There is a surprising amount of important data in various Mongo instances around the world. Particularly within high finance, with multi-TB setups sprouting up here and there.

I suspect that this is in part due to historical inertia and exposure to SecDB designs.[0] Financial instruments can be hideously complex and they certainly are ever-evolving, so I can imagine a fixed schema for essentially constantly shifting time series universe would be challenging. When financial institutions began to adopt the SecDB model, MongoDB was available as a high-volume, "schemaless" KV store, with a reasonably good scaling story.
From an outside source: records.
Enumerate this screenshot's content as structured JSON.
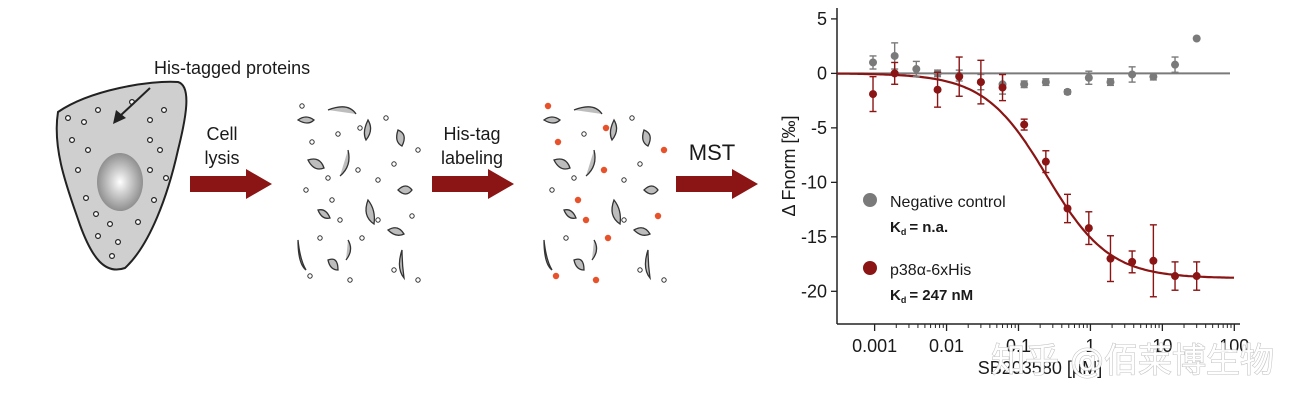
{
  "workflow": {
    "cell_label": "His-tagged proteins",
    "step1_line1": "Cell",
    "step1_line2": "lysis",
    "step2_line1": "His-tag",
    "step2_line2": "labeling",
    "step3": "MST",
    "colors": {
      "arrow": "#8b1414",
      "label_dot": "#e8512a",
      "cell_fill": "#cfcfcf"
    }
  },
  "watermark": "知乎 @佰莱博生物",
  "chart_data": {
    "type": "scatter",
    "xlabel": "SB203580 [µM]",
    "ylabel": "Δ Fnorm [‰]",
    "xscale": "log",
    "xlim": [
      0.0003,
      120
    ],
    "ylim": [
      -23,
      6
    ],
    "xticks": [
      "0.001",
      "0.01",
      "0.1",
      "1",
      "10",
      "100"
    ],
    "yticks": [
      "5",
      "0",
      "-5",
      "-10",
      "-15",
      "-20"
    ],
    "legend_position": "lower-left",
    "series": [
      {
        "name": "Negative control",
        "kd_label": "K",
        "kd_sub": "d",
        "kd_value": "= n.a.",
        "color": "#7a7a7a",
        "x": [
          0.00095,
          0.0019,
          0.0038,
          0.0075,
          0.015,
          0.03,
          0.06,
          0.12,
          0.24,
          0.48,
          0.95,
          1.9,
          3.8,
          7.5,
          15,
          30
        ],
        "y": [
          1.0,
          1.6,
          0.4,
          0.0,
          -0.2,
          -0.8,
          -1.0,
          -1.0,
          -0.8,
          -1.7,
          -0.4,
          -0.8,
          -0.1,
          -0.3,
          0.8,
          3.2
        ],
        "err": [
          0.6,
          1.2,
          0.7,
          0.3,
          0.5,
          0.7,
          0.9,
          0.3,
          0.3,
          0.2,
          0.6,
          0.3,
          0.7,
          0.3,
          0.7,
          0.0
        ]
      },
      {
        "name": "p38α-6xHis",
        "kd_label": "K",
        "kd_sub": "d",
        "kd_value": "= 247 nM",
        "color": "#8b1414",
        "x": [
          0.00095,
          0.0019,
          0.0075,
          0.015,
          0.03,
          0.06,
          0.12,
          0.24,
          0.48,
          0.95,
          1.9,
          3.8,
          7.5,
          15,
          30
        ],
        "y": [
          -1.9,
          0.0,
          -1.5,
          -0.3,
          -0.8,
          -1.3,
          -4.7,
          -8.1,
          -12.4,
          -14.2,
          -17.0,
          -17.3,
          -17.2,
          -18.6,
          -18.6
        ],
        "err": [
          1.6,
          1.0,
          1.6,
          1.8,
          2.0,
          1.2,
          0.5,
          1.0,
          1.3,
          1.5,
          2.1,
          1.0,
          3.3,
          1.3,
          1.3
        ]
      }
    ],
    "fit": {
      "color": "#8b1414",
      "top": 0.0,
      "bottom": -18.8,
      "kd_um": 0.247
    },
    "baseline": {
      "y": 0,
      "color": "#7a7a7a"
    }
  }
}
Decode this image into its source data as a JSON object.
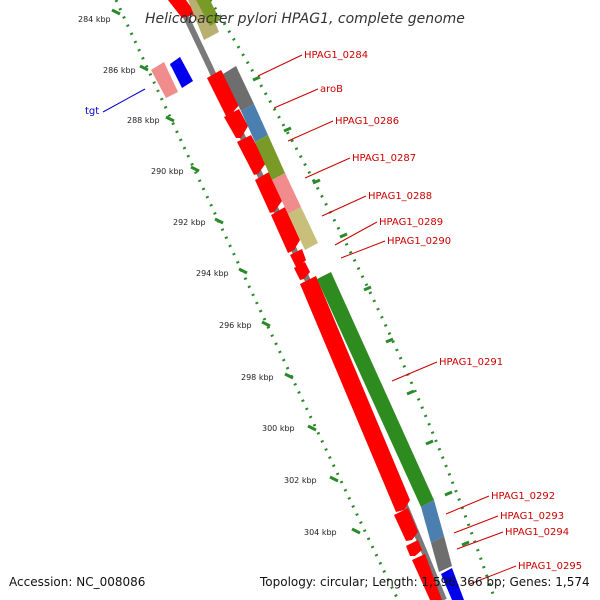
{
  "title": "Helicobacter pylori HPAG1, complete genome",
  "ruler": [
    "284 kbp",
    "286 kbp",
    "288 kbp",
    "290 kbp",
    "292 kbp",
    "294 kbp",
    "296 kbp",
    "298 kbp",
    "300 kbp",
    "302 kbp",
    "304 kbp"
  ],
  "gene_labels": {
    "g284": "HPAG1_0284",
    "aroB": "aroB",
    "g286": "HPAG1_0286",
    "g287": "HPAG1_0287",
    "g288": "HPAG1_0288",
    "g289": "HPAG1_0289",
    "g290": "HPAG1_0290",
    "g291": "HPAG1_0291",
    "g292": "HPAG1_0292",
    "g293": "HPAG1_0293",
    "g294": "HPAG1_0294",
    "g295": "HPAG1_0295",
    "tgt": "tgt"
  },
  "footer": {
    "accession": "Accession: NC_008086",
    "topology": "Topology: circular; Length: 1,596,366 bp; Genes: 1,574"
  },
  "colors": {
    "red": "#ff0000",
    "pink": "#f08c8c",
    "grey": "#6e6e6e",
    "steel": "#4a7fb0",
    "olive": "#7a9a28",
    "khaki": "#c8c07a",
    "green": "#2e8b20",
    "blue": "#0000ee"
  }
}
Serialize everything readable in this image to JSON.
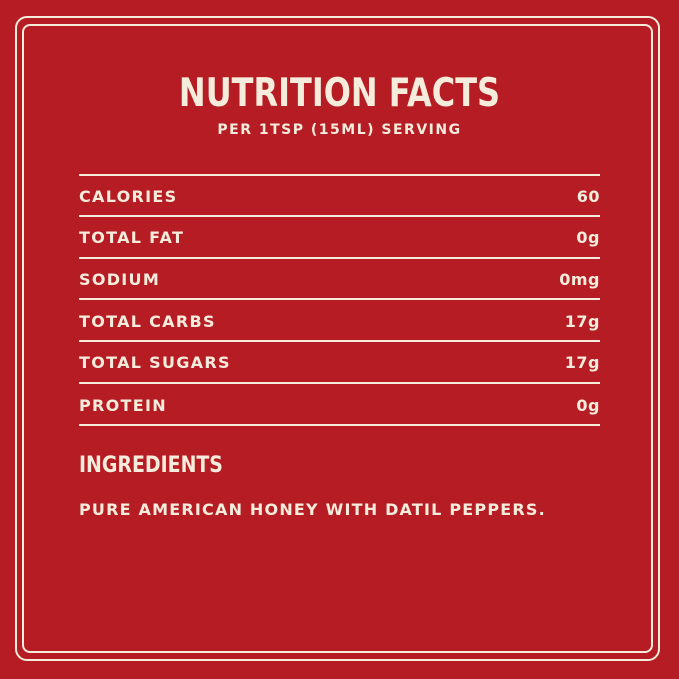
{
  "label": {
    "title": "NUTRITION FACTS",
    "serving": "PER 1TSP (15ML) SERVING",
    "rows": [
      {
        "label": "CALORIES",
        "value": "60"
      },
      {
        "label": "TOTAL FAT",
        "value": "0g"
      },
      {
        "label": "SODIUM",
        "value": "0mg"
      },
      {
        "label": "TOTAL CARBS",
        "value": "17g"
      },
      {
        "label": "TOTAL SUGARS",
        "value": "17g"
      },
      {
        "label": "PROTEIN",
        "value": "0g"
      }
    ],
    "ingredients_heading": "INGREDIENTS",
    "ingredients_text": "PURE AMERICAN HONEY WITH DATIL PEPPERS."
  },
  "colors": {
    "background": "#b61c24",
    "text": "#f6ecdc"
  }
}
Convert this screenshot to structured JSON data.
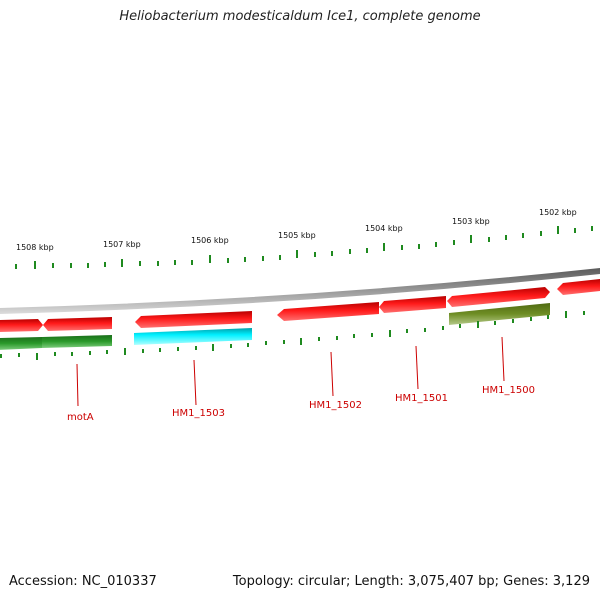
{
  "title": "Heliobacterium modesticaldum Ice1, complete genome",
  "footer": {
    "accession": "Accession: NC_010337",
    "topology": "Topology: circular; Length: 3,075,407 bp; Genes: 3,129"
  },
  "scale_labels": [
    "1508 kbp",
    "1507 kbp",
    "1506 kbp",
    "1505 kbp",
    "1504 kbp",
    "1503 kbp",
    "1502 kbp"
  ],
  "gene_labels": [
    "motA",
    "HM1_1503",
    "HM1_1502",
    "HM1_1501",
    "HM1_1500"
  ],
  "colors": {
    "forward_gene": "#ee1111",
    "reverse_gene": "#1f8a1f",
    "highlight_gene": "#00e5ee",
    "olive_gene": "#6b8e23",
    "backbone": "#888888",
    "ticks": "#1f8a1f",
    "labels": "#cc0000"
  }
}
Combine that with the relatively incestuous nature of finance (they tend to poach and hire from within their own ranks), the average tenure of an engineer in one organisation being less than 4 years and you have an osmotic process of spreading "this at least works in this type of environment" knowledge. Add the naturally risk-averse nature of finance[ß] and you can see how one successful early adoption will quickly proliferate across the industry.

0: This was discussed at HN back in the day too: https://calpaterson.com/bank-python.html

ß: For an industry that loves to take financial risks - with other people's money of course, they're not stupid - the players in high finance are remarkably risk-averse when it comes to technology choices. Experimentation with something new and unknown carries a potentially unbounded downside with limited, slowly emerging upside.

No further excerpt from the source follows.